III - Competia ao STJ decidir o recurso interposto quanto à questão colocada — a relativa à decisão em que a Senhora Presidente do tribunal da Relação de Lisboa se considerou não impedida, recurso este interposto ao abrigo do disposto no art. 42.º, n.º 1, 2.ª parte, do CPP; não estávamos perante a análise de prova documental onde seria aplicável o disposto no art. 170.º, do CPP, e por via da existência de disposição própria no processo penal quanto à falsidade de documentos, o incidente de falsidade de documento previsto no CPC não é aplicável ao processo penal, uma vez que não existe qualquer lacuna.

Texto Integral




Processo n. º 5063/13.6TDLSB-J.L1.S1


Acordam, em conferência, no Supremo Tribunal de Justiça:

I
Relatório

1.1. No Tribunal da Relação ..., foi interposto recurso do despacho do Tribunal da Comarca ... (Juízo Central Criminal ..., Juiz ...) de 16.09.2021 (ref. ..., nos autos principais), que admitiu o recurso ali interposto, porém determinou que subiria a final, nos próprios autos e com efeito devolutivo (nos termos dos arts. 407.º, n.º 3, 406.º, n.º 1 e 408.º, a contrario, ambos do Código de Processo Penal, doravante CPP).

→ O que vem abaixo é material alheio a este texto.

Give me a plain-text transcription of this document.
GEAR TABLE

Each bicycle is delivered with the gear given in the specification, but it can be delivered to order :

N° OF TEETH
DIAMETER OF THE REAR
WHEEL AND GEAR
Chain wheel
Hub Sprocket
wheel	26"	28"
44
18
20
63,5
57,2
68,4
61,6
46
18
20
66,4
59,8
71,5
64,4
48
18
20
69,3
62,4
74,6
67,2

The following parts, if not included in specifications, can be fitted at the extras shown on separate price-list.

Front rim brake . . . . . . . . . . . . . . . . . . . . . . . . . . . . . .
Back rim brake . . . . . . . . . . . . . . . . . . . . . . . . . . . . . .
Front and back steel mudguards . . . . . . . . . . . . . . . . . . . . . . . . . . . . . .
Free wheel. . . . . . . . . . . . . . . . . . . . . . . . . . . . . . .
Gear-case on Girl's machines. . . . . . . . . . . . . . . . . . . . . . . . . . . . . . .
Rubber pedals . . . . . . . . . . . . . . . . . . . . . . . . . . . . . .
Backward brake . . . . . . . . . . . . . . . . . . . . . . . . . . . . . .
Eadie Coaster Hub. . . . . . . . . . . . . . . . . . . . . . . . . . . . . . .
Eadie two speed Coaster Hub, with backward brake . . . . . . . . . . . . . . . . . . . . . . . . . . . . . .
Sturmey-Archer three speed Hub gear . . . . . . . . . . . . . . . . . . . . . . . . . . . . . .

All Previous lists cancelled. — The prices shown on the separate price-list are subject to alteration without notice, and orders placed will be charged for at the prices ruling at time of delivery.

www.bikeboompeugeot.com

AA reclamou, ao abrigo do disposto no art. 405.º, do CPP, pedindo que o recurso suba imediatamente, nos próprios autos e com efeito suspensivo.

A reclamação apresentada foi decidida, a 08.11.2021, pela Senhora Presidente do Tribunal da Relação .... A notificação deste despacho ocorreu a 09.11.2021 (ref. ...).

1.2. Após esta decisão, AA veio requerer (a 16.11.2021), ao abrigo do art. 41.º, n.º 2, do CPP, a declaração de impedimento da Senhora Presidente.

1.3.  A 18.11.2021, a Senhora Presidente do Tribunal da Relação ... proferiu o seguinte despacho:

«Vem o reclamante solicitar que a Presidente do Tribunal da Relação ... se declare impedida, ao abrigo do disposto no art. 41.°, do CPP, alegando que suscitou o seu impedimento no seu requerimento de 27/9/2021 – Reclamação – nos termos da sua parte I, em que é suscitada a questão da inconstitucionalidade da norma do art. 405.°, n.° 1, do CPP.

Ora, a questão da invocada inconstitucionalidade do art. 405.°, n.° 1, do CPP, foi conhecida na decisão por nós proferida em 8/11/2021.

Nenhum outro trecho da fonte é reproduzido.